Abstract| Volume 46, SUPPLEMENT 1, 223, March 2017

Is facial symmetry attainable after “high condylectomy only” in patients with unilateral active condylar hyperplasia?

      Background: Condylar hyperplasia (CH) causes various degrees of facial asymmetry and occlusal changes. The treatment of inactive CH is orthognathic surgery, whereas active CH requires in addition, high condylectomy to stop the hyperplastic condylar growth. Some authors reported high condylectomy to be also effective in achieving facial symmetry with no need for additional orthognathic surgery.
      Objective: To determine the degree of correction of facial asymmetry in CH after high condylectomy only.
      Methods: Ten patients with unilateral active CH were treated by condylectomy (removal of superior 5–8 mm of condyle) that was not followed by orthognathic surgery. Preoperatively, patients were classified as mild, moderate, and severe facial asymmetry according to the triangular analysis of the PA cephalogram as described by Reyneke. PA cephalograms and en-face photographs taken approximately one year after surgery were compared to baseline records.
      Findings: Four patients with mild facial asymmetry achieved excellent symmetry after high condylectomy and did not require further orthognathics.
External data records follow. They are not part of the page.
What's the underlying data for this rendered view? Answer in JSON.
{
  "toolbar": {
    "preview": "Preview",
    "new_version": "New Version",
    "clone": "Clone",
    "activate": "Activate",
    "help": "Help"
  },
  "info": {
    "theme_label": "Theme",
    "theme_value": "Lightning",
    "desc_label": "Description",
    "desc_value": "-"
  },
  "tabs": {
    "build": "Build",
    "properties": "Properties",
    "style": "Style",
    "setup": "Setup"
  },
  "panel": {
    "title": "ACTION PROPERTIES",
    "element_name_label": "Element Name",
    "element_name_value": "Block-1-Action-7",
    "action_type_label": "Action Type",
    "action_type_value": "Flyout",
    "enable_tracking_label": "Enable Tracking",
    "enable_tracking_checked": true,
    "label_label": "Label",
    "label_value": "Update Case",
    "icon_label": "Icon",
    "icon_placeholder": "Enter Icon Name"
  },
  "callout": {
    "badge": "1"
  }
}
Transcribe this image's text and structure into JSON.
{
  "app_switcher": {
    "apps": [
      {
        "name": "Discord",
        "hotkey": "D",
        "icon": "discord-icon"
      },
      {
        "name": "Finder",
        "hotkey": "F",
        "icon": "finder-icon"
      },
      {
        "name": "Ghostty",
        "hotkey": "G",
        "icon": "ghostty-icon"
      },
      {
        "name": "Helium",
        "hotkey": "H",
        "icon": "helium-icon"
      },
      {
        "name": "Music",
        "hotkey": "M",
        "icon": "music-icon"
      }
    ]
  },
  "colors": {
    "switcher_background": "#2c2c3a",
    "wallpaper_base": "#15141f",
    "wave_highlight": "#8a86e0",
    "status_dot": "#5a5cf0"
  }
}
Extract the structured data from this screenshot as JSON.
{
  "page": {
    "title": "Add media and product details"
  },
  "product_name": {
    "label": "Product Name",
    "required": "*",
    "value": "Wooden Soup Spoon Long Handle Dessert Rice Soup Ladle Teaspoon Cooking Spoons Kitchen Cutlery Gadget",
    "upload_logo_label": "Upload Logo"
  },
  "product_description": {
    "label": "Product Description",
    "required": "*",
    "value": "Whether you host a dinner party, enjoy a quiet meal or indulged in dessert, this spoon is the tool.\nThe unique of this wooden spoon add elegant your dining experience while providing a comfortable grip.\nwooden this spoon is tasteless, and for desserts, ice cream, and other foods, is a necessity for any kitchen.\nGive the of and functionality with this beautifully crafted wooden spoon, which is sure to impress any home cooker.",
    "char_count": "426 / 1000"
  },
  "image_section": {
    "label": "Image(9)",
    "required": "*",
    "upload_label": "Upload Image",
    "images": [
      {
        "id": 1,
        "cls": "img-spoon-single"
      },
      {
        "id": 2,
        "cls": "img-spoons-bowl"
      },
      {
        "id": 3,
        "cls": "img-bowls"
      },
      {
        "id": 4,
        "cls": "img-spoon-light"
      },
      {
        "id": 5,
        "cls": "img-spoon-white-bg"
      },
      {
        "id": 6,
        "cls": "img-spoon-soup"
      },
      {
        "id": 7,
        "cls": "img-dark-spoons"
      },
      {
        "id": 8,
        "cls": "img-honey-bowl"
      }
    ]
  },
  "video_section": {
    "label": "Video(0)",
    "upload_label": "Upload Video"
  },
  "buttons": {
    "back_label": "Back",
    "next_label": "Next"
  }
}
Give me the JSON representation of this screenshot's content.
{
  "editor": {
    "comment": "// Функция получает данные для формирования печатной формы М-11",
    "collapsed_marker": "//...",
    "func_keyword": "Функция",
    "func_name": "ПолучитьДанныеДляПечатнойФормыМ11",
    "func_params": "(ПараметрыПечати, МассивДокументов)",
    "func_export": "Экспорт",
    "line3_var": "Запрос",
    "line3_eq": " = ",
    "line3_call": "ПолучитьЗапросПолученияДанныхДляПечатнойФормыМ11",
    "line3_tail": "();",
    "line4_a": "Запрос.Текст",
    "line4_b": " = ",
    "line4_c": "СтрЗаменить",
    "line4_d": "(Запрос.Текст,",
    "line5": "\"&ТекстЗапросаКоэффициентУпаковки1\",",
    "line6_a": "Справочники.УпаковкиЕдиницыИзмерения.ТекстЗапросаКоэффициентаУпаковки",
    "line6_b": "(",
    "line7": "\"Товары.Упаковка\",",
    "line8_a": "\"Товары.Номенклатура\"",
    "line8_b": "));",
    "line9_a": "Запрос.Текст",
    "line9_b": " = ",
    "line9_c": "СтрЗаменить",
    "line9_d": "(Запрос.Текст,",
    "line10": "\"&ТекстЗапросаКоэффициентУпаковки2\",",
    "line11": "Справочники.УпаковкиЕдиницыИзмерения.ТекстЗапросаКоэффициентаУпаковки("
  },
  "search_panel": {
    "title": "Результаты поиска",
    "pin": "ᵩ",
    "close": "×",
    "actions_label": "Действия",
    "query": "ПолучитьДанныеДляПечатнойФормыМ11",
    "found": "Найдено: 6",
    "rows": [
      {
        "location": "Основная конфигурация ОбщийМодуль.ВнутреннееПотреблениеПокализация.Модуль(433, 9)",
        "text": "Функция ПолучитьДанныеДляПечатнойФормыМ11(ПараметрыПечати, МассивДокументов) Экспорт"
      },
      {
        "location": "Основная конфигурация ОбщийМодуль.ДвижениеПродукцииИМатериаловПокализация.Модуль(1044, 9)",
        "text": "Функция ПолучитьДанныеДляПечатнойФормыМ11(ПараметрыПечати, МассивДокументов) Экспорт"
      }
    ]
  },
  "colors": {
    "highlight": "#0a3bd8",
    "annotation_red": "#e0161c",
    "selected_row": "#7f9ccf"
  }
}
The other six patients with either moderate or severe facial asymmetry improved to various degrees after condylectomy, however, did not attain a satisfactory symmetric result, and three of them requested a secondary orthognathic surgery.
      Conclusion: Active condylar hyperplasia with mild facial asymmetry could be treated sufficiently with high condylectomy only, whereas moderate and severe degrees of facial asymmetry will benefit from the addition of orthognathic surgery. Surgeons could predictably determine based on the PA cephalometric analysis which patients will be sufficiently treated with high condylectomy only and which will require the addition of orthognathic surgery.